I believe my work can actually touch viewers in the most basic way, by firing parts of their brain that are similarly active when they remember or recall a place in their mind. I want it to reach past the literal and touch the underlying neurons that feel and respond in the subconscious.

Remembering and revisiting a place in your mind has a certain rhythm and pace. You can easily zoom in and out, sometimes leaping forward or backward. It is not linear. It feels similar to actual perception, but there is an oddness that signals to the brain that it is actually a memory. I am trying to replicate that feel and cause the brain to fire in a similar pattern.

The mind stores thousands of images and chooses what to remember, and revisits those recollections. Some are random and non-sensical, others meaningful. I’m intensely trying to match something primeval, beneath consciousness but absolutely real. Brain research is undergoing an explosion. By studying memory and cognitive neuroscience, I’m able to recognize and isolate what I see and experience.

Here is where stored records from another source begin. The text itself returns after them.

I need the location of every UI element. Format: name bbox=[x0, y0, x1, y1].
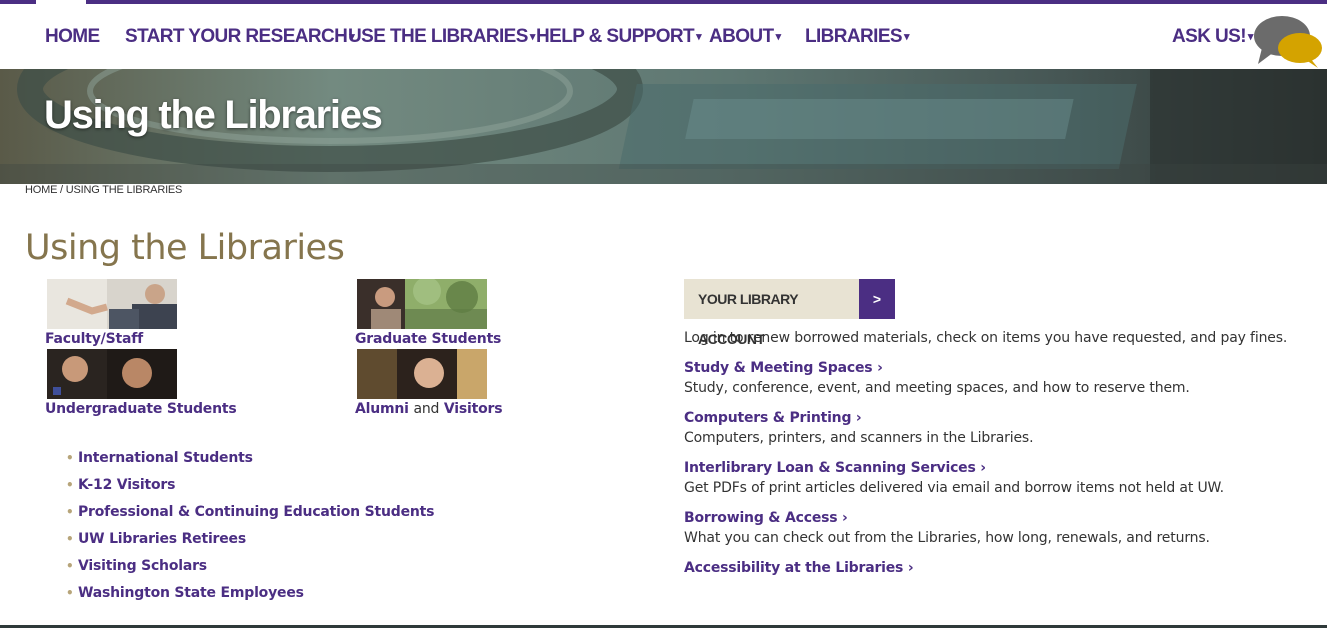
k12-visitors-link[interactable]: K-12 Visitors bbox=[78, 477, 175, 493]
nav-use-the-libraries-label: USE THE LIBRARIES bbox=[348, 26, 528, 47]
study-meeting-spaces-link[interactable]: Study & Meeting Spaces › bbox=[684, 360, 883, 376]
audience-faculty-staff[interactable]: Faculty/Staff bbox=[45, 331, 143, 347]
chevron-down-icon: ▾ bbox=[529, 31, 536, 43]
breadcrumb-current: USING THE LIBRARIES bbox=[65, 184, 183, 196]
faculty-staff-photo[interactable] bbox=[47, 279, 177, 329]
audience-graduate-students[interactable]: Graduate Students bbox=[355, 331, 501, 347]
continuing-education-students-link[interactable]: Professional & Continuing Education Stud… bbox=[78, 504, 434, 520]
nav-use-the-libraries[interactable]: USE THE LIBRARIES ▾ bbox=[348, 26, 535, 48]
chevron-down-icon: ▾ bbox=[696, 31, 702, 43]
nav-libraries-label: LIBRARIES bbox=[805, 26, 903, 47]
graduate-students-photo[interactable] bbox=[357, 279, 487, 329]
interlibrary-loan-link[interactable]: Interlibrary Loan & Scanning Services › bbox=[684, 460, 986, 476]
alumni-visitors-conjunction: and bbox=[413, 401, 440, 417]
nav-home-label: HOME bbox=[45, 26, 100, 47]
chevron-down-icon: ▾ bbox=[775, 31, 782, 43]
breadcrumb: HOME / USING THE LIBRARIES bbox=[25, 184, 182, 196]
nav-home[interactable]: HOME bbox=[45, 26, 100, 48]
library-account-label[interactable]: YOUR LIBRARY ACCOUNT bbox=[684, 279, 859, 347]
alumni-link[interactable]: Alumni bbox=[355, 401, 409, 417]
other-audiences-list: • International Students • K-12 Visitors •… bbox=[66, 450, 434, 612]
study-meeting-spaces-description: Study, conference, event, and meeting sp… bbox=[684, 380, 1190, 396]
washington-state-employees-link[interactable]: Washington State Employees bbox=[78, 585, 304, 601]
audience-undergraduate-students[interactable]: Undergraduate Students bbox=[45, 401, 237, 417]
interlibrary-loan-description: Get PDFs of print articles delivered via… bbox=[684, 480, 1224, 496]
hero-banner: Using the Libraries bbox=[0, 69, 1327, 184]
list-item: • International Students bbox=[66, 450, 434, 477]
nav-help-support[interactable]: HELP & SUPPORT ▾ bbox=[536, 26, 702, 48]
bullet-icon: • bbox=[66, 505, 74, 519]
visitors-link[interactable]: Visitors bbox=[444, 401, 503, 417]
visiting-scholars-link[interactable]: Visiting Scholars bbox=[78, 558, 207, 574]
uw-libraries-retirees-link[interactable]: UW Libraries Retirees bbox=[78, 531, 246, 547]
nav-start-your-research[interactable]: START YOUR RESEARCH ▾ bbox=[125, 26, 355, 48]
page-title: Using the Libraries bbox=[25, 228, 345, 268]
chevron-down-icon: ▾ bbox=[904, 31, 910, 43]
library-account-description: Log in to renew borrowed materials, chec… bbox=[684, 330, 1288, 346]
audience-alumni-visitors: Alumni and Visitors bbox=[355, 401, 503, 417]
nav-help-support-label: HELP & SUPPORT bbox=[536, 26, 695, 47]
international-students-link[interactable]: International Students bbox=[78, 450, 253, 466]
audience-graduate-students-label: Graduate Students bbox=[355, 331, 502, 347]
breadcrumb-separator: / bbox=[57, 184, 66, 196]
borrowing-access-link[interactable]: Borrowing & Access › bbox=[684, 510, 848, 526]
alumni-visitors-photo[interactable] bbox=[357, 349, 487, 399]
library-account-button[interactable]: > bbox=[859, 279, 895, 319]
list-item: • K-12 Visitors bbox=[66, 477, 434, 504]
chat-bubbles-icon[interactable] bbox=[1252, 14, 1324, 70]
main-navigation: HOME START YOUR RESEARCH ▾ USE THE LIBRAR… bbox=[0, 4, 1327, 69]
nav-about-label: ABOUT bbox=[709, 26, 774, 47]
nav-ask-us[interactable]: ASK US! ▾ bbox=[1172, 26, 1253, 48]
nav-start-your-research-label: START YOUR RESEARCH bbox=[125, 26, 348, 47]
list-item: • UW Libraries Retirees bbox=[66, 531, 434, 558]
bullet-icon: • bbox=[66, 559, 74, 573]
bullet-icon: • bbox=[66, 451, 74, 465]
bullet-icon: • bbox=[66, 478, 74, 492]
audience-undergraduate-students-label: Undergraduate Students bbox=[45, 401, 237, 417]
undergraduate-students-photo[interactable] bbox=[47, 349, 177, 399]
list-item: • Professional & Continuing Education Stu… bbox=[66, 504, 434, 531]
borrowing-access-description: What you can check out from the Librarie… bbox=[684, 530, 1210, 546]
computers-printing-description: Computers, printers, and scanners in the… bbox=[684, 430, 1034, 446]
computers-printing-link[interactable]: Computers & Printing › bbox=[684, 410, 862, 426]
nav-libraries[interactable]: LIBRARIES ▾ bbox=[805, 26, 910, 48]
library-account-box: YOUR LIBRARY ACCOUNT > bbox=[684, 279, 895, 347]
bullet-icon: • bbox=[66, 586, 74, 600]
list-item: • Washington State Employees bbox=[66, 585, 434, 612]
bullet-icon: • bbox=[66, 532, 74, 546]
accessibility-link[interactable]: Accessibility at the Libraries › bbox=[684, 560, 914, 576]
nav-about[interactable]: ABOUT ▾ bbox=[709, 26, 782, 48]
nav-ask-us-label: ASK US! bbox=[1172, 26, 1247, 47]
audience-faculty-staff-label: Faculty/Staff bbox=[45, 331, 143, 347]
list-item: • Visiting Scholars bbox=[66, 558, 434, 585]
breadcrumb-home-link[interactable]: HOME bbox=[25, 184, 57, 196]
hero-title: Using the Libraries bbox=[44, 93, 383, 137]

I want the collage work to feel familiar and comforting, but without knowing the source or for certain why. I see something that powerfully reaches into the mind, and am trying to reproduce it for today --like a comforting dose of prescription drug for the brain.

The works are cut and pasted piece-by-piece with bits of paper-back book covers, postcards and junk-mail -- as a stand-in for the myriad of bits and slivers of how we experience the randomness of a normal day.

Born in Los Angeles, I live and work in Austin, Texas and New York. Formerly an executive in high-technology, I’ve escaped to the world of art-making and strangely found it more daunting.